Lab 2: Linear Regression


NOTE: This is a lab project accompanying the following book [MLF] and it should be used together with the book.

[MLF] H. Jiang, "Machine Learning Fundamentals: A Concise Introduction", Cambridge University Press, 2021. (bibtex)


The purpose of this lab is to apply a simple machine learning method, namely linear regression, to some regression and classification tasks on two popular data sets. We will show how linear regression may differ when used to solve a regression or classification problem. As we know, linear regression is simple enough so that we can derive the closed-form solution to solve it. In this project, we will use both the closed-form method and an iterative gradient descent method (e.g. minibatch SGD) to solve linear regression for these tasks and compare their pros and cons in practice. Moreover, we will use linear regression as a simple example to explain some fine-tuning tricks when using any iterative optimization methods (e.g. SGD) in machine learning. As we will see in the up-coming projects, these tricks become vital in learning large models in machine learning, such as deep neural networks.

Prerequisites: N/A

I. Linear Regression for Regression

Example 2.1:

Use linear regression to predict house prices in the popular Boston House data set. Consider to use both the closed-form solution and an iterative method to fit to the data and discuss their pros and cons with some experimental results.

In [4]:
# download boston house data from Google drive

!gdown --folder https://drive.google.com/drive/folders/12L9XNwhIH2wQBa4-IdQrhsrtgRFbeIMZ 2> /dev/null
Processing file 1IZf0tFGW3Zv3Ax5gxKgnklHe1DUI7CAI boston.csv
Building directory structure completed
In [7]:
# load Boston House data set
import pandas as pd
import numpy as np

raw_data = pd.read_csv('Boston/boston.csv', header=None)
data_rows = np.reshape(raw_data.to_numpy(), (506,14))
data = data_rows[:,:13]
target = data_rows[:,13]

# normalize input features to zero-mean and unit-variance
data = (data-np.mean(data, axis=0))/np.std(data, axis=0) 

print(data.shape)
print(target.shape)
(506, 13)
(506,)
In [ ]:
# use the closed-form solution (Eq(6.9) on page 112)

# add a constant column of '1' to accomodate the bias (see the margin note on page 107)
data_wb = np.hstack((data, np.ones((data.shape[0], 1), dtype=data.dtype)))

print(data_wb.shape)

# refer to the closed-form solution, i.e.
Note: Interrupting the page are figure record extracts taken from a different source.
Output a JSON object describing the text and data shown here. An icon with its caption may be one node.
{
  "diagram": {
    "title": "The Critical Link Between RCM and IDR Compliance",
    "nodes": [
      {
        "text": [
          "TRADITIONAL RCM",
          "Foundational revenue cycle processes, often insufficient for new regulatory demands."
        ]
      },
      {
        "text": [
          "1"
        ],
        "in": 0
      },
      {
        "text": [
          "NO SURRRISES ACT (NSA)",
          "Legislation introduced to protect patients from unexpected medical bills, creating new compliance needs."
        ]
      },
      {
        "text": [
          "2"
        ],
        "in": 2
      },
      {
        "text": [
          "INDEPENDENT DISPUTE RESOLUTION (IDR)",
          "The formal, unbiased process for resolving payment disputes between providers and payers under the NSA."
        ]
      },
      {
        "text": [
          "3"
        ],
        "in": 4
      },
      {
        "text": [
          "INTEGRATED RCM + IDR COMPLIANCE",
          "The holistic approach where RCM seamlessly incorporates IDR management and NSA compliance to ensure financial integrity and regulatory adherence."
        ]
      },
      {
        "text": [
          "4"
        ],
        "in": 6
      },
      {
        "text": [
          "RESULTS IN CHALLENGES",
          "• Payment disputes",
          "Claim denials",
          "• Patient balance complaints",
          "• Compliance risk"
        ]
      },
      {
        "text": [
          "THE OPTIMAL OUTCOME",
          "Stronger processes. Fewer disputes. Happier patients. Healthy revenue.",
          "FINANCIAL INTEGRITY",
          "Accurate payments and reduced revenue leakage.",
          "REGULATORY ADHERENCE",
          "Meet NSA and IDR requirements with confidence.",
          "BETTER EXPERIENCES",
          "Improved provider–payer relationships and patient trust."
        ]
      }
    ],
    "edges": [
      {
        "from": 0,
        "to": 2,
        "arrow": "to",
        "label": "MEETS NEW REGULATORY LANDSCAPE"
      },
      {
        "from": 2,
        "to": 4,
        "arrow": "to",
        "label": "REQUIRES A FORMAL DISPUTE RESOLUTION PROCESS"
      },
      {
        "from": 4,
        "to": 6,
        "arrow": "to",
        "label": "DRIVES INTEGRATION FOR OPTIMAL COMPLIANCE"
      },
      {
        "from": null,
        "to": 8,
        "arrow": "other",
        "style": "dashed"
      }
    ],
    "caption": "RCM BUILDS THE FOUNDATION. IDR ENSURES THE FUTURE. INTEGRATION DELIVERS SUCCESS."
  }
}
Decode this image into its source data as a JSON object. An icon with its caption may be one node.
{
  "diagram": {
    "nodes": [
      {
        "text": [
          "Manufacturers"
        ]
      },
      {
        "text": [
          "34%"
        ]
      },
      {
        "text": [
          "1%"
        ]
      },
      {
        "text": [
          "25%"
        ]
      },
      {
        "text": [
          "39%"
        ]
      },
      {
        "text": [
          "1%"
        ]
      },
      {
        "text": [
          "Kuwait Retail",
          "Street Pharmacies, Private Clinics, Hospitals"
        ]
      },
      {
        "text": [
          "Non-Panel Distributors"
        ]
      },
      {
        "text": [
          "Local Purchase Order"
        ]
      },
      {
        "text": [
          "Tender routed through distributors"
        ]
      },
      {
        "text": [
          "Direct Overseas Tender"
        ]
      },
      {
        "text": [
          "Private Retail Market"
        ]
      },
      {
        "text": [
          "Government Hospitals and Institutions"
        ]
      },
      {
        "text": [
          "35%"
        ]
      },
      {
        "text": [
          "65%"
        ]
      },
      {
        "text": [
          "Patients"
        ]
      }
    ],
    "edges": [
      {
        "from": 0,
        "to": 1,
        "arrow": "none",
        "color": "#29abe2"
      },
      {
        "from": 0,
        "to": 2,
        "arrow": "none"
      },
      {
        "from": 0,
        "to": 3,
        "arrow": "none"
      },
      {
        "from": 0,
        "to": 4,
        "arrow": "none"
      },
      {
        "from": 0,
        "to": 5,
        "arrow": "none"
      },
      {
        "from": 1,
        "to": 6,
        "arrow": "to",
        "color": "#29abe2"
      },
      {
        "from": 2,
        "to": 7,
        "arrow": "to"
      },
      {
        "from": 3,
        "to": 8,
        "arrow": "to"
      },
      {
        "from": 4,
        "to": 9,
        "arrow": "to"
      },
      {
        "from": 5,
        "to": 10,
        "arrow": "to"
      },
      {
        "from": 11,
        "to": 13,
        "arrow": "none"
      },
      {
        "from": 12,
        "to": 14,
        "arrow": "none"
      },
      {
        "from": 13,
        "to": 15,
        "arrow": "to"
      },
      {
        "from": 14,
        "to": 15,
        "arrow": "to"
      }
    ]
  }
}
Eq.(6.9) on page 112
w = np.linalg.inv(data_wb.T @ data_wb) @ data_wb.T @ target

# calculate the mean square error in the training set
predict = data_wb @ w 
error = np.sum((predict - target)*(predict - target))/data.shape[0]

print(f'mean square error for the closed-form solution: {error:.5f}')
(506, 14)
mean square error for the closed-form solution: 21.89483

Consider to solve the above linear regression using an iterative optimization, such as gradient descent.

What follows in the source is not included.